Just as Arvin himself was.

The realization hit him like an ice-cold blast of wind. He sat, utterly motionless, water dripping onto his shoulders from his wet hair. Aside from the feelings Karrell stirred in him, when was the last time he'd been utterly passionate about something? He could count the number of true friends he'd had in his life on one hand. If he was brutally honest, they narrowed down to just one: Naulg, who had defended him at the orphanage when they were both just boys. After Arvin had escaped from the Pox, he'd set about trying to rescue Naulg and had eventually succeeded-but just a little too late to save his friend's life. If Arvin had been a little more zealous in his efforts, a little more passionate about his friend's welfare, might Naulg have survived? Was a lack of strong emotion the reason why Arvin had been so reluctant to take up the worship of Hoar, god of vengeance, as the cleric Nicco had urged?

Was Arvin, indeed, as cold-blooded and dispassionate as any full-blooded yuan-ti?

No, he told himself sternly. He wasn't. There was Karrell. He loved her. The need to rescue her burned in him, not just to rescue her, but to save the children he'd fathered. They mattered to him.

The fact remained that he was part yuan-ti. He couldn't deny it any longer, even to himself. It explained so much: why it felt so natural to morph into a flying snake, why his psionics were so powerful. Yuan-ti had a number of inborn magical abilities that mimicked psionic powers. Their ability to charm humans, for example. That was one of the first powers Arvin had learned. It had just come naturally to him.

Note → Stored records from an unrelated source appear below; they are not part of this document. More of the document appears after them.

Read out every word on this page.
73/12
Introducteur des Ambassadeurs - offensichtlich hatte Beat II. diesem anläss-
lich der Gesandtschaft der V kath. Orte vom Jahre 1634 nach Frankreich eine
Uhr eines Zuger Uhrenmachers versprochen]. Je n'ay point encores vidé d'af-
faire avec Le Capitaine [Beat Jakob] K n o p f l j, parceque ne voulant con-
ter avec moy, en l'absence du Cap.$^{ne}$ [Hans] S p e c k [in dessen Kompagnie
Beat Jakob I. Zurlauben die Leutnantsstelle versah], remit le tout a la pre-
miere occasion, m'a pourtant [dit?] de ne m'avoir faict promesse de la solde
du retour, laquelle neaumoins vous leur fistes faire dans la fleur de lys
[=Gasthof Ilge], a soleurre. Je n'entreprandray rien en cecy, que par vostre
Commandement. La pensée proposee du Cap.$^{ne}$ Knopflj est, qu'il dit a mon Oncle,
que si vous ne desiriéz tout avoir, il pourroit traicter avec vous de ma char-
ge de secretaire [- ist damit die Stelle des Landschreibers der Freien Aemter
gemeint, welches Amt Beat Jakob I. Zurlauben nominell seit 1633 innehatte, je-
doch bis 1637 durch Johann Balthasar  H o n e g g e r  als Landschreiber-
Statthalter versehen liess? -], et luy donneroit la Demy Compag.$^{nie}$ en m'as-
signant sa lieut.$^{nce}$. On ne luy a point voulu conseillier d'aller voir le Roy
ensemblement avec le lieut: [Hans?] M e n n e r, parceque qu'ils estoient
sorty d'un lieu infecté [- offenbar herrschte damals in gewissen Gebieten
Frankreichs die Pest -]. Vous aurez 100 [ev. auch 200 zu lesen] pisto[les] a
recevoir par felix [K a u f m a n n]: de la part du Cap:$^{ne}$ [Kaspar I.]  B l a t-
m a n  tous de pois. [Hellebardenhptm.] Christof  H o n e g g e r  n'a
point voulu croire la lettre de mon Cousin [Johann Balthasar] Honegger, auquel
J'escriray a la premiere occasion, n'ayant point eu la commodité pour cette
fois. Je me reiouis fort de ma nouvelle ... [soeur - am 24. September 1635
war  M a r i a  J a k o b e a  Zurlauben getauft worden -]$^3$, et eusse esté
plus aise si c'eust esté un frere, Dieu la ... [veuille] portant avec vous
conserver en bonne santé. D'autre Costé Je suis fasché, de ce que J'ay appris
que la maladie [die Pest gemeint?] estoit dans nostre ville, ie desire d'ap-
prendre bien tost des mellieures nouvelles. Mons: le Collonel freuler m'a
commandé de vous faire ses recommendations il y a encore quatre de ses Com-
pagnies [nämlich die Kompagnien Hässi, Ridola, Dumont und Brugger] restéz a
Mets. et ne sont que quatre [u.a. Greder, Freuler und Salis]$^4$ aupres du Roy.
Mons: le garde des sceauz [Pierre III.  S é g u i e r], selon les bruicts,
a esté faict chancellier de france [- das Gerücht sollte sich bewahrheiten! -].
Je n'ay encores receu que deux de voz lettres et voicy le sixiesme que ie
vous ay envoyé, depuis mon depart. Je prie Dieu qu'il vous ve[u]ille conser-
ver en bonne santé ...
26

Because he had yuan-ti blood.

He squared his shoulders. So what, he told himself. It doesn't change anything. I'm still the person I've always been. I just understand myself a little better now.

He turned, saw Ts'ikil watching him. "Were you listening to my thoughts?"

No.

"Thank you." He stood. "Tell me about the Circled Serpent. If I'm going after the Dmetrio-seed, I'll need to know as much about it as he does."

It is ancient-it was made at the height of the Mhairshaulk Empire. It was one of several keys, the rest of which have been lost in the intervening millennia. The sarrukh, creators of the yuan-ti and other reptilian races, erected a series of gates to other planes of existence. The keys could be used to open any of them.

"How?"

Ts'ikil ignored the question. You think you can survive in Smaragd.

"Karrell has for six months, pregnant and alone." Not alone. Karrell is one of the k'aaxlaat. Ubtao watches over her.

"Even in Smaragd?"

Even there. Ts'ikil's eyes bored into Arvin's. You, on the other hand, have yet to choose a god.

Arvin touched the crystal at his throat. "I worship Tymora."

When it suits you.

"That's as much as most mortals can say."

That is true, but the fact remains: you are not a cleric. You will have no protection in Smaragd.

It took Arvin a moment to realize what Ts'ikil had just said. Hope surged through him. "You… you're going to let me do it, aren't you? Enter Smaragd." He tilted his head. "What changed your mind?"

I have not changed my mind. The Circled Serpent must be destroyed. A key that can release Dendar-that can bring about the destruction of this world-can not be permitted to remain in existence. She lifted her unbroken wing. Feathers hung from it in tatters. I am injured; my part in this has diminished.